Wawancara
WAWANCARA : Addi MS : Saya Ingin Menjadi Musisi Bukan Komisaris
Grup musik yang bermula dari ajakan untuk tampil di acara rumahan ini nyatanya telah melalang buana ke berbagai macam negara.
Tapi tahun-tahun berikutnya saya bersyukur, dan ingat teman-teman yang bercanda taruhan paling dua bulan. Saya selalu tidak berhenti bersyukur. Sekarang sudah 30 tahun.
Bagaimana pandemi berdampak pada dunia musik?
Yang jelas di panggung, pemain orkes, pianis, atau kafe, itu memprihantinkan. Bahkan pengamen memprihatinkan juga, saya sedih dan selalu memikirkan mereka.Beberapa ada yang tidak punya asuransi. Sedih sebenarnya.
Tapi itu yang terjadi, beberapa merasa profesi musik tidak relevan dengan perkembangan zaman. Tidak ada yang bisa memprediksi kapan selesai pandemi.
Ada yang gantung biola, berganti profesi. Padahal untuk menjadi seorang profesional harus mengorbankan waktu dan lain-lain. Saya harus survive, tapi terus menyalakan api untuk berkreativitas. Kalau itu redup itu bahaya.

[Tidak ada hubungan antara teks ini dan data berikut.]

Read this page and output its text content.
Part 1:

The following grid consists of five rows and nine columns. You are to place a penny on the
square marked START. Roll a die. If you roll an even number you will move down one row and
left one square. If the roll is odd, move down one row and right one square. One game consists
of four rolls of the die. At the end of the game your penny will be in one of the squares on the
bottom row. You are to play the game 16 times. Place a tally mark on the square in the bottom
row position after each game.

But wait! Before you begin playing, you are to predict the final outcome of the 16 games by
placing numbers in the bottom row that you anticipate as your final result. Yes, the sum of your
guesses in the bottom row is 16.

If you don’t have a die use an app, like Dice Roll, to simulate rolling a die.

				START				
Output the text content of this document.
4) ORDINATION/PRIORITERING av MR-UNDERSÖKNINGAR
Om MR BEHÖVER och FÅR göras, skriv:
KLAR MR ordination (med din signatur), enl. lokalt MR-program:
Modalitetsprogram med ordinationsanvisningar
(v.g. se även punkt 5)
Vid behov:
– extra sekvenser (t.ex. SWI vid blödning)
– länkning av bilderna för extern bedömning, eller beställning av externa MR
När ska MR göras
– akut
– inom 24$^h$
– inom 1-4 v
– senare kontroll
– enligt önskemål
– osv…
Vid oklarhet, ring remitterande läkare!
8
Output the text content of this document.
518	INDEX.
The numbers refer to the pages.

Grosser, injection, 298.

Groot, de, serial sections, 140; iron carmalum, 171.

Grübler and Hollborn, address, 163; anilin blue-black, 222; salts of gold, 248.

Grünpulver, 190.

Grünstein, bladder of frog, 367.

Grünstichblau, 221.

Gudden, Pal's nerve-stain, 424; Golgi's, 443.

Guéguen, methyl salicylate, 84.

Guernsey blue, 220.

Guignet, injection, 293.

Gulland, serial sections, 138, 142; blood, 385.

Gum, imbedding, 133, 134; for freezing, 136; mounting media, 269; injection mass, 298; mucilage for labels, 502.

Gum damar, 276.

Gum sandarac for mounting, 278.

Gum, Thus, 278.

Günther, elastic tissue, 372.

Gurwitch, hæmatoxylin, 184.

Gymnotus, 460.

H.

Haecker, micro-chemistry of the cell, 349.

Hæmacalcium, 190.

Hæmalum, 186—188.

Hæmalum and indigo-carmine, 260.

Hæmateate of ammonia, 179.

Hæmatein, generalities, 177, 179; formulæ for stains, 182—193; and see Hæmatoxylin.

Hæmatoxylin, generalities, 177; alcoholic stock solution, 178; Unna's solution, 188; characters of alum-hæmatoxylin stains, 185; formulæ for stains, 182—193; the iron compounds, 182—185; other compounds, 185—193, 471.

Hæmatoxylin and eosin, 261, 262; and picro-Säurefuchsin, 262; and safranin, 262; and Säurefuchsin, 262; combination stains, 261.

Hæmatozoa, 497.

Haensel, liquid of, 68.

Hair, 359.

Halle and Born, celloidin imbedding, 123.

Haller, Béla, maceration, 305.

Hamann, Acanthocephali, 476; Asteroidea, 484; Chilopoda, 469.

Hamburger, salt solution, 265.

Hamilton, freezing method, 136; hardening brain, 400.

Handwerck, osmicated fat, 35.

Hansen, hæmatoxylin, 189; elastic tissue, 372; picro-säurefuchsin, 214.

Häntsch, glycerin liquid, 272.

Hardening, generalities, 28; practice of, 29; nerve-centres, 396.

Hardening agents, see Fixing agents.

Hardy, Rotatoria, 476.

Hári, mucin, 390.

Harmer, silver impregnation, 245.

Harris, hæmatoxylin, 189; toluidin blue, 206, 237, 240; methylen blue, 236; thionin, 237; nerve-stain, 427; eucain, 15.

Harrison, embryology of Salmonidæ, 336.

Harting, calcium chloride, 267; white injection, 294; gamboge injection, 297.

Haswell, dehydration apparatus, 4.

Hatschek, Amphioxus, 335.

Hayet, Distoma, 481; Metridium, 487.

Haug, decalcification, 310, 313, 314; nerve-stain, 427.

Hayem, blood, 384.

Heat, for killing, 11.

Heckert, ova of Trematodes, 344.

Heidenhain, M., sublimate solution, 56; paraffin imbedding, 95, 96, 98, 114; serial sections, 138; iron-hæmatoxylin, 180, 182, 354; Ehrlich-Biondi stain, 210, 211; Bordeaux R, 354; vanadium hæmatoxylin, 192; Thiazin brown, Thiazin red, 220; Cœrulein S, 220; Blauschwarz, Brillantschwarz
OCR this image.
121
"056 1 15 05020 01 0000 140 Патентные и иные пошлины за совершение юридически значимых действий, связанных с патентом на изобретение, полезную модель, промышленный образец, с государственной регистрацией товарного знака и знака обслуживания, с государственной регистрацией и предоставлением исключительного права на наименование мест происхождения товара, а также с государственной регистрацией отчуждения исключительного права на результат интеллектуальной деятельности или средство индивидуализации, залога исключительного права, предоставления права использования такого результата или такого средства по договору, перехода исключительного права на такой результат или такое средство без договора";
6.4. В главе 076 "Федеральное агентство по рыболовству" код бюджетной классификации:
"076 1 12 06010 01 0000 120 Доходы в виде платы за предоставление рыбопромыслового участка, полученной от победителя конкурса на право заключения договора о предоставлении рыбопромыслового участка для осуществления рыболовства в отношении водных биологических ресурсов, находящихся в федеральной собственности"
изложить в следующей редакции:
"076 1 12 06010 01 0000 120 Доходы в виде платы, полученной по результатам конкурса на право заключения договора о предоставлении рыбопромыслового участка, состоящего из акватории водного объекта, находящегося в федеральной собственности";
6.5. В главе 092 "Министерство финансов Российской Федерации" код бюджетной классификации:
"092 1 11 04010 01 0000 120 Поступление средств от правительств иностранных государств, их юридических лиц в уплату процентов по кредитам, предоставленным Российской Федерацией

Dengan cara buku-buku lama yang belum sempat dibaca. Atau YouTube belajar dari situ. Terus menambah ilmu, lalu mengaplikasikan. Sambil memikirkan untuk membantu mereka yang tidak bisa bergerak.
Aktivitas sosial, cukup intens. Sebelum PPKM Darurat. Saya sempatkan sebelum pulang ada ngasih sumbangan alat kesehatan, masker segala macem, mungkin tidak cukup, tapi mengingatkan sesama untuk saling memikirkan, bahwa kita bisa melalui masa sulit ini.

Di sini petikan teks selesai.